I’ve been building a Shiny app for work in the office. I was made to head a team that does some sort of web monitoring and we’ve decided to use R for some of the analyses. Before I attempt to detail some of the work done in the past couple of months or so, I will briefly share my attempt to access Facebook data just yesterday. The package to use is called Rfacebook, co-developed and maintained by Pablo Barbera.

First, open R. If you don’t have the package installed, run the code

install.packages("Rfacebook")

and then load it using library(Rfacebook)

To use the package, you need to first get a Facebook API access token – a temporary one that works for just 2 hours or one that you can use repeatedly for different sessions. To get the former, visit https://developers.facebook.com/tools/explorer/; for a permanent token, register an app with https://developers.facebook.com/ using your Facebook account, if you have one. The instructions in the documentation are actually crisp enough to guide you through the process; to access it, run help(fboauth).

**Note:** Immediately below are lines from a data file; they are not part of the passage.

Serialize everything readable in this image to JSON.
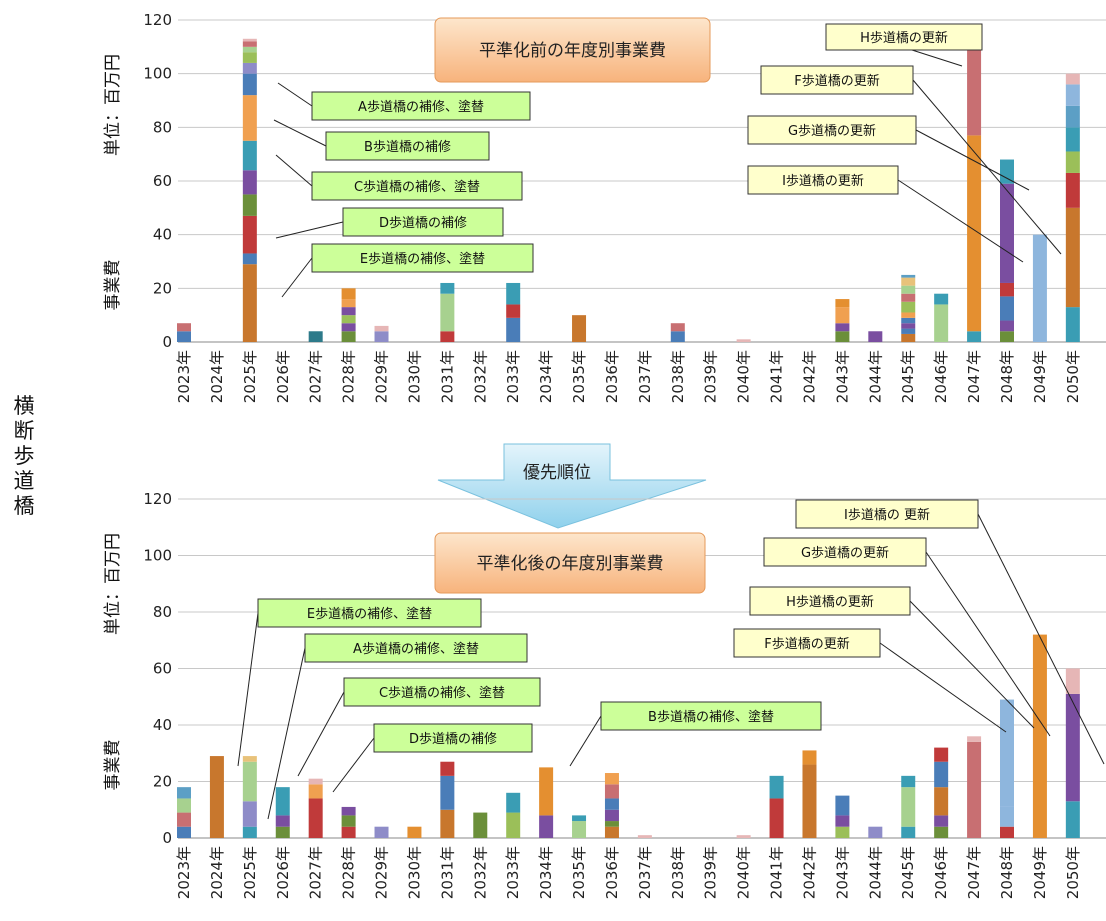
{
  "side_label": "横断歩道橋",
  "priority_arrow": "優先順位",
  "colors": {
    "A": "#8e8cc8",
    "B": "#f0a050",
    "C": "#3a9db4",
    "D": "#c03a3a",
    "E": "#c8772d",
    "F": "#e48f30",
    "G": "#8eb6dd",
    "H": "#c86f72",
    "I": "#7a4ea0",
    "c1": "#4a7db8",
    "c2": "#9bbf59",
    "c3": "#a7d18f",
    "c4": "#2d7a8a",
    "c5": "#e6b6b6",
    "c6": "#6b8f3a",
    "c7": "#e8c27a",
    "c8": "#5c9fc5"
  },
  "chart_data": [
    {
      "type": "bar",
      "stacked": true,
      "title": "平準化前の年度別事業費",
      "ylabel_top": "単位：百万円",
      "ylabel_bottom": "事業費",
      "ylim": [
        0,
        120
      ],
      "yticks": [
        0,
        20,
        40,
        60,
        80,
        100,
        120
      ],
      "grid": true,
      "categories": [
        "2023年",
        "2024年",
        "2025年",
        "2026年",
        "2027年",
        "2028年",
        "2029年",
        "2030年",
        "2031年",
        "2032年",
        "2033年",
        "2034年",
        "2035年",
        "2036年",
        "2037年",
        "2038年",
        "2039年",
        "2040年",
        "2041年",
        "2042年",
        "2043年",
        "2044年",
        "2045年",
        "2046年",
        "2047年",
        "2048年",
        "2049年",
        "2050年"
      ],
      "stacks": [
        [
          {
            "v": 4,
            "c": "c1"
          },
          {
            "v": 3,
            "c": "H"
          }
        ],
        [],
        [
          {
            "v": 29,
            "c": "E"
          },
          {
            "v": 4,
            "c": "c1"
          },
          {
            "v": 14,
            "c": "D"
          },
          {
            "v": 8,
            "c": "c6"
          },
          {
            "v": 9,
            "c": "I"
          },
          {
            "v": 11,
            "c": "C"
          },
          {
            "v": 17,
            "c": "B"
          },
          {
            "v": 8,
            "c": "c1"
          },
          {
            "v": 4,
            "c": "A"
          },
          {
            "v": 4,
            "c": "c2"
          },
          {
            "v": 2,
            "c": "c3"
          },
          {
            "v": 2,
            "c": "H"
          },
          {
            "v": 1,
            "c": "c5"
          }
        ],
        [],
        [
          {
            "v": 4,
            "c": "c4"
          }
        ],
        [
          {
            "v": 4,
            "c": "c6"
          },
          {
            "v": 3,
            "c": "I"
          },
          {
            "v": 3,
            "c": "c2"
          },
          {
            "v": 3,
            "c": "I"
          },
          {
            "v": 3,
            "c": "B"
          },
          {
            "v": 4,
            "c": "F"
          }
        ],
        [
          {
            "v": 4,
            "c": "A"
          },
          {
            "v": 2,
            "c": "c5"
          }
        ],
        [],
        [
          {
            "v": 4,
            "c": "D"
          },
          {
            "v": 14,
            "c": "c3"
          },
          {
            "v": 4,
            "c": "C"
          }
        ],
        [],
        [
          {
            "v": 9,
            "c": "c1"
          },
          {
            "v": 5,
            "c": "D"
          },
          {
            "v": 8,
            "c": "C"
          }
        ],
        [],
        [
          {
            "v": 10,
            "c": "E"
          }
        ],
        [],
        [],
        [
          {
            "v": 4,
            "c": "c1"
          },
          {
            "v": 3,
            "c": "H"
          }
        ],
        [],
        [
          {
            "v": 1,
            "c": "c5"
          }
        ],
        [],
        [],
        [
          {
            "v": 4,
            "c": "c6"
          },
          {
            "v": 3,
            "c": "I"
          },
          {
            "v": 6,
            "c": "B"
          },
          {
            "v": 3,
            "c": "F"
          }
        ],
        [
          {
            "v": 4,
            "c": "I"
          }
        ],
        [
          {
            "v": 3,
            "c": "E"
          },
          {
            "v": 2,
            "c": "c1"
          },
          {
            "v": 2,
            "c": "I"
          },
          {
            "v": 2,
            "c": "c1"
          },
          {
            "v": 2,
            "c": "B"
          },
          {
            "v": 4,
            "c": "c2"
          },
          {
            "v": 3,
            "c": "H"
          },
          {
            "v": 3,
            "c": "c3"
          },
          {
            "v": 3,
            "c": "c7"
          },
          {
            "v": 1,
            "c": "c8"
          }
        ],
        [
          {
            "v": 14,
            "c": "c3"
          },
          {
            "v": 4,
            "c": "C"
          }
        ],
        [
          {
            "v": 4,
            "c": "C"
          },
          {
            "v": 73,
            "c": "F"
          },
          {
            "v": 34,
            "c": "H"
          }
        ],
        [
          {
            "v": 4,
            "c": "c6"
          },
          {
            "v": 4,
            "c": "I"
          },
          {
            "v": 9,
            "c": "c1"
          },
          {
            "v": 5,
            "c": "D"
          },
          {
            "v": 37,
            "c": "I"
          },
          {
            "v": 9,
            "c": "C"
          }
        ],
        [
          {
            "v": 40,
            "c": "G"
          }
        ],
        [
          {
            "v": 13,
            "c": "C"
          },
          {
            "v": 37,
            "c": "E"
          },
          {
            "v": 13,
            "c": "D"
          },
          {
            "v": 8,
            "c": "c2"
          },
          {
            "v": 9,
            "c": "C"
          },
          {
            "v": 8,
            "c": "c8"
          },
          {
            "v": 8,
            "c": "G"
          },
          {
            "v": 4,
            "c": "c5"
          }
        ]
      ],
      "annotations": [
        {
          "text": "A歩道橋の補修、塗替"
        },
        {
          "text": "B歩道橋の補修"
        },
        {
          "text": "C歩道橋の補修、塗替"
        },
        {
          "text": "D歩道橋の補修"
        },
        {
          "text": "E歩道橋の補修、塗替"
        },
        {
          "text": "H歩道橋の更新"
        },
        {
          "text": "F歩道橋の更新"
        },
        {
          "text": "G歩道橋の更新"
        },
        {
          "text": "I歩道橋の更新"
        }
      ]
    },
    {
      "type": "bar",
      "stacked": true,
      "title": "平準化後の年度別事業費",
      "ylabel_top": "単位：百万円",
      "ylabel_bottom": "事業費",
      "ylim": [
        0,
        120
      ],
      "yticks": [
        0,
        20,
        40,
        60,
        80,
        100,
        120
      ],
      "grid": true,
      "categories": [
        "2023年",
        "2024年",
        "2025年",
        "2026年",
        "2027年",
        "2028年",
        "2029年",
        "2030年",
        "2031年",
        "2032年",
        "2033年",
        "2034年",
        "2035年",
        "2036年",
        "2037年",
        "2038年",
        "2039年",
        "2040年",
        "2041年",
        "2042年",
        "2043年",
        "2044年",
        "2045年",
        "2046年",
        "2047年",
        "2048年",
        "2049年",
        "2050年"
      ],
      "stacks": [
        [
          {
            "v": 4,
            "c": "c1"
          },
          {
            "v": 5,
            "c": "H"
          },
          {
            "v": 5,
            "c": "c3"
          },
          {
            "v": 4,
            "c": "c8"
          }
        ],
        [
          {
            "v": 29,
            "c": "E"
          }
        ],
        [
          {
            "v": 4,
            "c": "C"
          },
          {
            "v": 9,
            "c": "A"
          },
          {
            "v": 14,
            "c": "c3"
          },
          {
            "v": 2,
            "c": "c7"
          }
        ],
        [
          {
            "v": 4,
            "c": "c6"
          },
          {
            "v": 4,
            "c": "I"
          },
          {
            "v": 10,
            "c": "C"
          }
        ],
        [
          {
            "v": 14,
            "c": "D"
          },
          {
            "v": 5,
            "c": "B"
          },
          {
            "v": 2,
            "c": "c5"
          }
        ],
        [
          {
            "v": 4,
            "c": "D"
          },
          {
            "v": 4,
            "c": "c6"
          },
          {
            "v": 3,
            "c": "I"
          }
        ],
        [
          {
            "v": 4,
            "c": "A"
          }
        ],
        [
          {
            "v": 4,
            "c": "F"
          }
        ],
        [
          {
            "v": 10,
            "c": "E"
          },
          {
            "v": 12,
            "c": "c1"
          },
          {
            "v": 5,
            "c": "D"
          }
        ],
        [
          {
            "v": 9,
            "c": "c6"
          }
        ],
        [
          {
            "v": 9,
            "c": "c2"
          },
          {
            "v": 7,
            "c": "C"
          }
        ],
        [
          {
            "v": 8,
            "c": "I"
          },
          {
            "v": 17,
            "c": "F"
          }
        ],
        [
          {
            "v": 6,
            "c": "c3"
          },
          {
            "v": 2,
            "c": "C"
          }
        ],
        [
          {
            "v": 4,
            "c": "E"
          },
          {
            "v": 2,
            "c": "c6"
          },
          {
            "v": 4,
            "c": "I"
          },
          {
            "v": 4,
            "c": "c1"
          },
          {
            "v": 5,
            "c": "H"
          },
          {
            "v": 4,
            "c": "B"
          }
        ],
        [
          {
            "v": 1,
            "c": "c5"
          }
        ],
        [],
        [],
        [
          {
            "v": 1,
            "c": "c5"
          }
        ],
        [
          {
            "v": 14,
            "c": "D"
          },
          {
            "v": 8,
            "c": "C"
          }
        ],
        [
          {
            "v": 26,
            "c": "E"
          },
          {
            "v": 5,
            "c": "F"
          }
        ],
        [
          {
            "v": 4,
            "c": "c2"
          },
          {
            "v": 4,
            "c": "I"
          },
          {
            "v": 7,
            "c": "c1"
          }
        ],
        [
          {
            "v": 4,
            "c": "A"
          }
        ],
        [
          {
            "v": 4,
            "c": "C"
          },
          {
            "v": 14,
            "c": "c3"
          },
          {
            "v": 4,
            "c": "C"
          }
        ],
        [
          {
            "v": 4,
            "c": "c6"
          },
          {
            "v": 4,
            "c": "I"
          },
          {
            "v": 10,
            "c": "E"
          },
          {
            "v": 9,
            "c": "c1"
          },
          {
            "v": 5,
            "c": "D"
          }
        ],
        [
          {
            "v": 34,
            "c": "H"
          },
          {
            "v": 2,
            "c": "c5"
          }
        ],
        [
          {
            "v": 4,
            "c": "D"
          },
          {
            "v": 7,
            "c": "G"
          },
          {
            "v": 38,
            "c": "G"
          }
        ],
        [
          {
            "v": 72,
            "c": "F"
          }
        ],
        [
          {
            "v": 13,
            "c": "C"
          },
          {
            "v": 38,
            "c": "I"
          },
          {
            "v": 9,
            "c": "c5"
          }
        ]
      ],
      "annotations": [
        {
          "text": "E歩道橋の補修、塗替"
        },
        {
          "text": "A歩道橋の補修、塗替"
        },
        {
          "text": "C歩道橋の補修、塗替"
        },
        {
          "text": "D歩道橋の補修"
        },
        {
          "text": "B歩道橋の補修、塗替"
        },
        {
          "text": "I歩道橋の 更新"
        },
        {
          "text": "G歩道橋の更新"
        },
        {
          "text": "H歩道橋の更新"
        },
        {
          "text": "F歩道橋の更新"
        }
      ]
    }
  ]
}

I also found this blog, where the process is given in detail. Knowing Facebook’s penchant for changing things, don’t be surprised if there are slight modifications to the guidance you find here or elsewhere!

There are 3 things you want out of this – 1. App Version 2. App ID and 3. App Secret.

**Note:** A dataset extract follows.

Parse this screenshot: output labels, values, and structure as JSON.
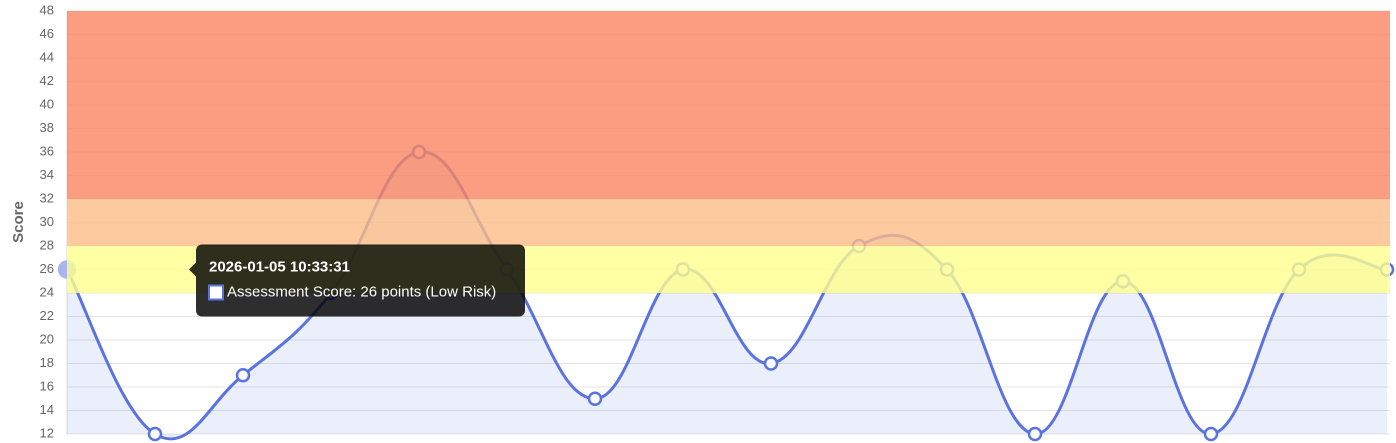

Now that you have your main details ready, you may want to store your token in your working directory so that you can call it up whenever you want to collect data through the API. The Rfacebook documentation proposed something like this

app_id <- 123XXXXXXX12345
app_secret <- ABDEFXXXXXXXXXXXXXXXXXXXX9876545
token <- fboauth(app_id, app_secret)
save(token, "my_token")
# Call up token later using load("my_token")

 

This last line with save() didn’t work for me and I can’t tell why. I even tried saving it as .RData file to no avail. This is what I did

saveRDS(token, "my_token.rds")

To use it, I would then use something like

token <- readRDS("my_token.rds)

 

Having done all, I could use different functions in the package. My only disappointment was that the main function that I had looked forward to using, searchFacebook(), has been deprecated for the current API version (at the time of writing this blog, v2.8) and Facebook had already retired the version (v1.0) for which this was possible.

So, I find the package only marginally useful for now, but will experiment a little and share if I find something interesting.